Çalışan çocukların yüzde 79,7’sini 15-17 yaş grubundakiler oluşturdu
Çalışan çocukların yüzde 79,7’sini 15-17 yaş grubundakiler oluştururken, yüzde 15,9’unu 12-14 yaş grubundakiler, yüzde 4,4’ünü ise 5-11 yaş grubundaki çocuklar oluşturdu. Cinsiyete göre incelendiğinde, çalışan çocukların yüzde 70,6’sını erkek çocukların, yüzde 29,4’ünü ise kız çocukların oluşturduğu görüldü.
Çalışan çocukların yüzde 65,7’si aynı zamanda eğitime devam etti
Çalışan çocukların yüzde 65,7’si bir eğitime devam ederken, bu oran erkeklerde yüzde 65,6, kızlarda yüzde 66,1 oldu. Yaş gruplarına göre, 5-14 yaş grubundaki çalışan çocukların yüzde 72,0’ı, 15-17 yaş grubunda çalışan çocukların ise yüzde 64,1’i aynı zamanda bir eğitime devam etti. Çalışan çocukların yüzde 34,3’ü eğitime devam etmedi.
Çalışan çocukların yüzde 35,9’u hanehalkının ekonomik faaliyetine yardımcı olmak için çalıştı
Çalışan çocukların çalışma nedenlerinde ilk sırayı yüzde 35,9 ile "hanehalkının ekonomik faaliyetine yardımcı olmak", alırken bunu, yüzde 34,4 ile "iş öğrenmek, meslek sahibi olmak" yüzde 23,2 ile "hanehalkı gelirine katkıda bulunmak" izledi. Çocukların yüzde 6,4’ü ise "kendi ihtiyaçlarını karşılamak" amacıyla çalıştı.

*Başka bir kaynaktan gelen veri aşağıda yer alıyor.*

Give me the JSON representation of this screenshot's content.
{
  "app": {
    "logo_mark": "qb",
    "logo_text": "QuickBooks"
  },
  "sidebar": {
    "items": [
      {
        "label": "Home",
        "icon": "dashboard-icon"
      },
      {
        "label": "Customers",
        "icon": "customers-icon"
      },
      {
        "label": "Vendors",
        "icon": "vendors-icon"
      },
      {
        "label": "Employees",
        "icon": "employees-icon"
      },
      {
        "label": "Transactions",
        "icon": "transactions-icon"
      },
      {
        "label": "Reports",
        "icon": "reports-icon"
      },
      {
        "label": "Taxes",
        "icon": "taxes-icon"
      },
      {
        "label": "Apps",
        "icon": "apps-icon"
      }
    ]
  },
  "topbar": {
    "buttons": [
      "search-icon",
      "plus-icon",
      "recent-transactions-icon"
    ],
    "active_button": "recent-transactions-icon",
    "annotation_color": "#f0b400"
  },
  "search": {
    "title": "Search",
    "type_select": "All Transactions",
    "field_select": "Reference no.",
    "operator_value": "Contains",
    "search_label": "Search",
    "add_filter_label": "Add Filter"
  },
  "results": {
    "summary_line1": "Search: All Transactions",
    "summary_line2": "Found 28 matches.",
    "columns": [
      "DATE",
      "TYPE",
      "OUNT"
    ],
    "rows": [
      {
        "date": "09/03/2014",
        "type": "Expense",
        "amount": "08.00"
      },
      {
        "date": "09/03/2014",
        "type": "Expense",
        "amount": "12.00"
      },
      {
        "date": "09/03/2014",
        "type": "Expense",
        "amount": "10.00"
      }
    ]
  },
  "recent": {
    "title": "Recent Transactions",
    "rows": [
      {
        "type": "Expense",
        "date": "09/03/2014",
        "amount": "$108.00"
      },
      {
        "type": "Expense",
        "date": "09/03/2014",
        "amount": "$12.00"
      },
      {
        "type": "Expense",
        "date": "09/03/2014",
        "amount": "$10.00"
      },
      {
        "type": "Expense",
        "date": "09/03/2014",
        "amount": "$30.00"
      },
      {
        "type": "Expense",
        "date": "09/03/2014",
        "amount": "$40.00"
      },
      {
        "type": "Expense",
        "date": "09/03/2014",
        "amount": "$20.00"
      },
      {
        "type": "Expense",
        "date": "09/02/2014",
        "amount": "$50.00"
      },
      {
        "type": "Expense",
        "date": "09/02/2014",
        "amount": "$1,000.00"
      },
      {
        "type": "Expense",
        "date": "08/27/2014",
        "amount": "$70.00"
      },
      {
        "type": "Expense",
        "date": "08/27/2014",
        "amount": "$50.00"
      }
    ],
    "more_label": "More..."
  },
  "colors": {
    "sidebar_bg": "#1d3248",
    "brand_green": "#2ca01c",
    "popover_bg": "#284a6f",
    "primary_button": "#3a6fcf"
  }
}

Çalışan çocukların yüzde 45,5’i hizmet sektöründe yer aldı
Çalışan çocukların yüzde 30,8’i tarım, yüzde 23,7’si sanayi yüzde 45,5’i ise hizmet sektöründe yer aldı. Yaş grubuna göre incelendiğinde; 5-14 yaş grubunda çalışan çocukların yüzde 64,1 ile tarım sektöründe 15-17 yaş grubunda çalışan çocukların ise yüzde 51,0 ile hizmet sektöründe ağırlık kazandığı görüldü.
Çalışan çocukların yüzde 63,3’ü ücretli veya yevmiyeli olarak çalıştı
İşteki durumuna göre çalışan çocukların yüzde 63,3’ü ücretli veya yevmiyeli, yüzde 36,2’si ücretsiz aile işçisi, yüzde 0,5’i ise kendi hesabına olarak çalıştı.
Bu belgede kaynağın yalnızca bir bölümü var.